When the World Health Organization designates 2019-nCoV — the new coronavirus making headlines — a Public Health Emergency of International Concern, it’s understandable if you experience some worry. You may ask: Does it pose a risk to me? How can I keep myself safe? Will this become a pandemic?
The answers are shared by government authorities and the WHO to increase awareness and maintain calm. They are conveyed in a confident and direct manner without any hype so the public doesn’t overreact to the situation — or so we hope.
Unfortunately, that objective seldom materializes. Instead, what I call the “pancebo effect” tends to occur.
We’ve all heard of the placebo effect, when a patient feels a benefit absent of an actual treatment. It’s belief over biology. The pancebo effect is when a person begins to worry that the worst is about to happen without valid evidence. It’s panic over logic.
We’ve seen the pancebo effect before with viruses that had little to no impact on Canada, such as H5N1, the avian flu; MERS (cousin of SARS) and Ebola. In all of these cases, our country was gripped by fear, though there was no definitive reason for concern.
In light of the events in China over the last few weeks, have you felt a tinge of panic grappling with news surrounding 2019-nCoV? Have you watched the updates feeling like the situation is out of control?
The 24/7 news cycle tends to trigger our sense of worry.
It’s difficult to resist the pancebo effect. There are reports of dwindling supplies of face masks in numerous cities, including Vancouver. The Canadian government has been questioned as to why it hasn’t banned flights from China as the United States has done, and others are asking whether our nation is ready to deal with this virus. Perhaps worst of all, the Asian community is fearing an increase in racism because the outbreak was centred in China.
What is the risk, then, to Canada and to you?
Let’s put it this way: you’d only need a face mask if you are within a few feet of a person who’s visited the Wuhan area in the past two weeks, or has come into contact with someone who has, and they’re coughing or sputtering respiratory fluid onto your face or hands.
There’s also a chance you could pick up the virus from a surface in high-traffic areas, like airports, but this can be remedied by washing your hands or properly using an alcohol-based hand sanitizer. Because the Chinese government has suspended all traffic from hot zones like Hubei province, there is an extremely low chance for the virus to spread to another country. The self-quarantine has been effective thus far, and may be what we need to keep this virus from going global.
Knowing the low risk the virus poses to Canada, you might wonder how the pancebo effect could possibly take hold here as it has. The answer is that it’s fostered both inadvertently and on purpose.
The 24/7 news cycle tends to trigger our sense of worry by repeating the same stories of infection, quarantine, and death several times a day. A free and open social media is hyperbolic compared to reality. Masters of mis- and dis-information use fragments of the truth to elicit an emotional response that prompts panic.
Then there are conspiracy theories that range from the peculiar proposal that the outbreak started with a bat soup to anarchic accusations of government-sponsored biological warfare. While most people would not give these ideas an ounce of credit, in a pancebo state of mind, the proffered postulates feed into the already weakened state of trust in health and government officials.
As we’ve seen with past potential pandemics, when the pancebo effect takes hold, it’s almost impossible to resolve it without bringing the outbreak to a conclusion altogether. The number of newly infected cases will plateau, and the number of suspected cases will decrease and eventually drop to zero.

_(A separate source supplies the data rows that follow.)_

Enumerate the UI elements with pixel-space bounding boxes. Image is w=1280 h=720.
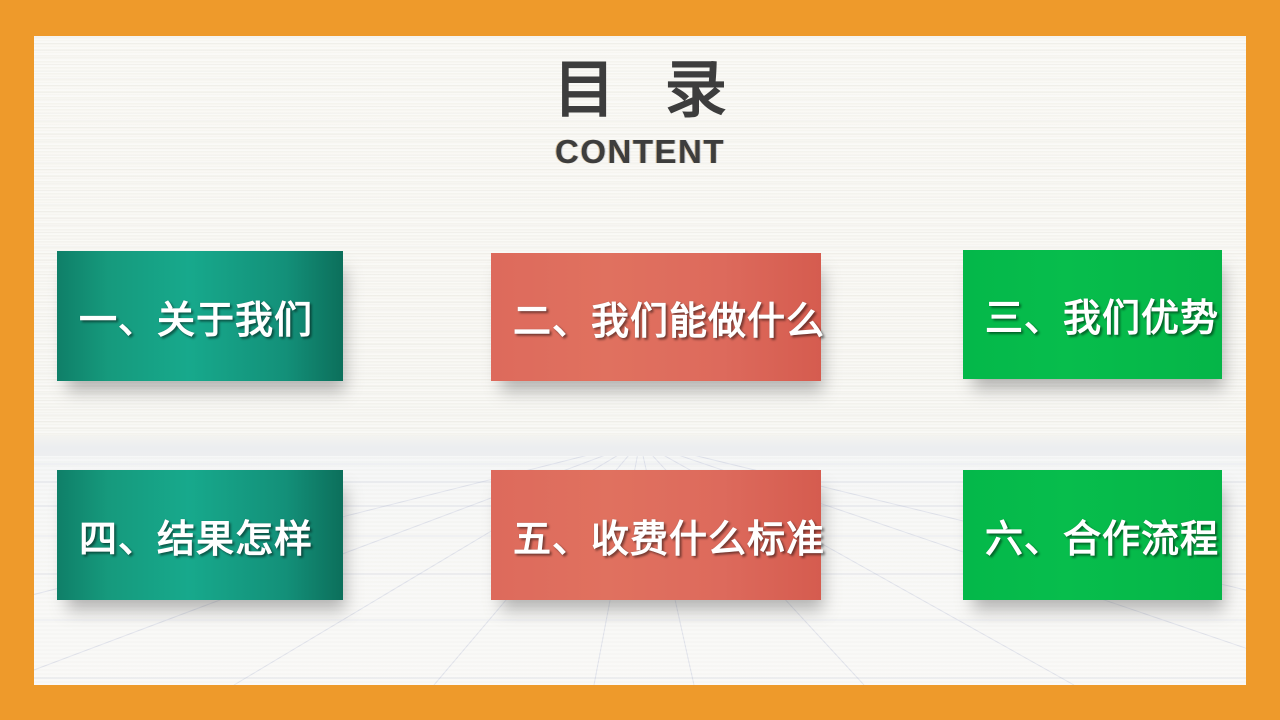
toc-item-4[interactable]: 四、结果怎样 [57, 470, 343, 600]
slide-frame: 目 录 CONTENT 一、关于我们 二、我们能做什么 三、我们优势 四、结果怎… [0, 0, 1280, 720]
page-title: 目 录 [34, 54, 1246, 125]
toc-item-6[interactable]: 六、合作流程 [963, 470, 1222, 600]
toc-item-5[interactable]: 五、收费什么标准 [491, 470, 821, 600]
page-heading: 目 录 CONTENT [34, 54, 1246, 171]
toc-item-5-label: 五、收费什么标准 [491, 508, 825, 563]
slide-canvas: 目 录 CONTENT 一、关于我们 二、我们能做什么 三、我们优势 四、结果怎… [34, 36, 1246, 685]
toc-item-2-label: 二、我们能做什么 [491, 290, 825, 345]
toc-item-3[interactable]: 三、我们优势 [963, 250, 1222, 379]
page-subtitle: CONTENT [34, 133, 1246, 171]
toc-item-2[interactable]: 二、我们能做什么 [491, 253, 821, 381]
toc-item-4-label: 四、结果怎样 [57, 508, 313, 563]
toc-item-1-label: 一、关于我们 [57, 289, 313, 344]
toc-item-1[interactable]: 一、关于我们 [57, 251, 343, 381]
toc-item-6-label: 六、合作流程 [963, 508, 1219, 563]
toc-item-3-label: 三、我们优势 [963, 287, 1219, 342]
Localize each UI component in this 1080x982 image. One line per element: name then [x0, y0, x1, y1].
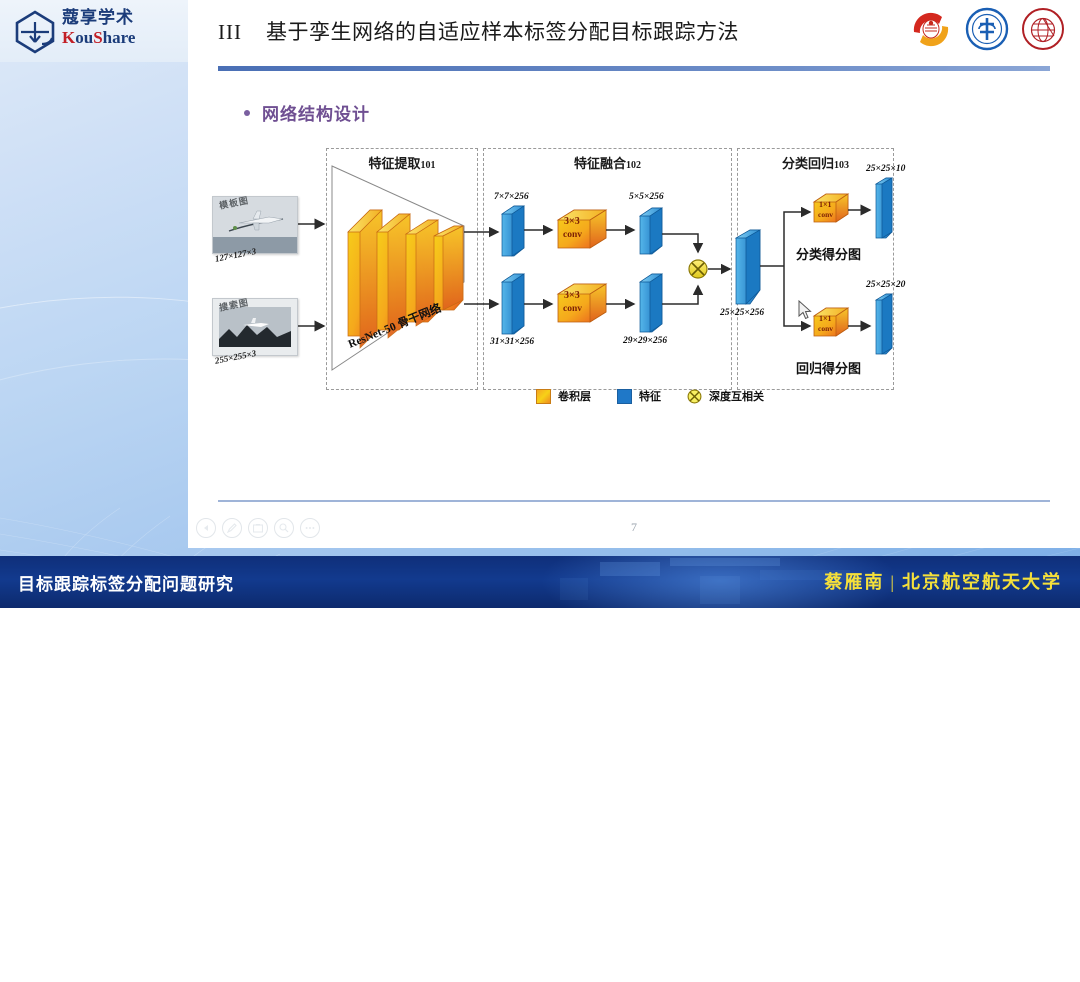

When this happens, the news cycle will move on (as it has done in the past), social media will find a new trending topic, and the only people left paying attention to 2019-nCoV will be the health-care workers and researchers who will spend years trying to better understand this virus and why it caused the outbreak. To put it into perspective, how many of you remember the concern over MERS, or that time H5N1 came to Canada? And whatever happened to Ebola? At the time, it was the scariest thing on the planet. Today, it’s just a faint memory.
We don’t need to succumb to the pancebo effect. We can seek out information on the outbreak from trusted sources, such as the World Health Organization and the Centers for Disease Control and Prevention. Closer to home, we have the Public Health Agency of Canada, the provincial and municipal health authorities, and our local hospitals. Many of these organizations provide regular updates with ongoing information that you need to know to stay confidently safe.
As for me, I’ve been going mask-free with no worries. I do keep a scarf around my neck just in case someone happens to cough or sneeze within a few feet of me, but I’m not doing this because of coronavirus. There are much more worrisome viruses out there, like flu, which is in peak season and raging across the country. So carry hand sanitizer, stop touching your face and get your flu vaccine (if you haven’t yet, there’s still time). After all, unlike coronavirus, the flu is an immediate threat to all Canadians’ health.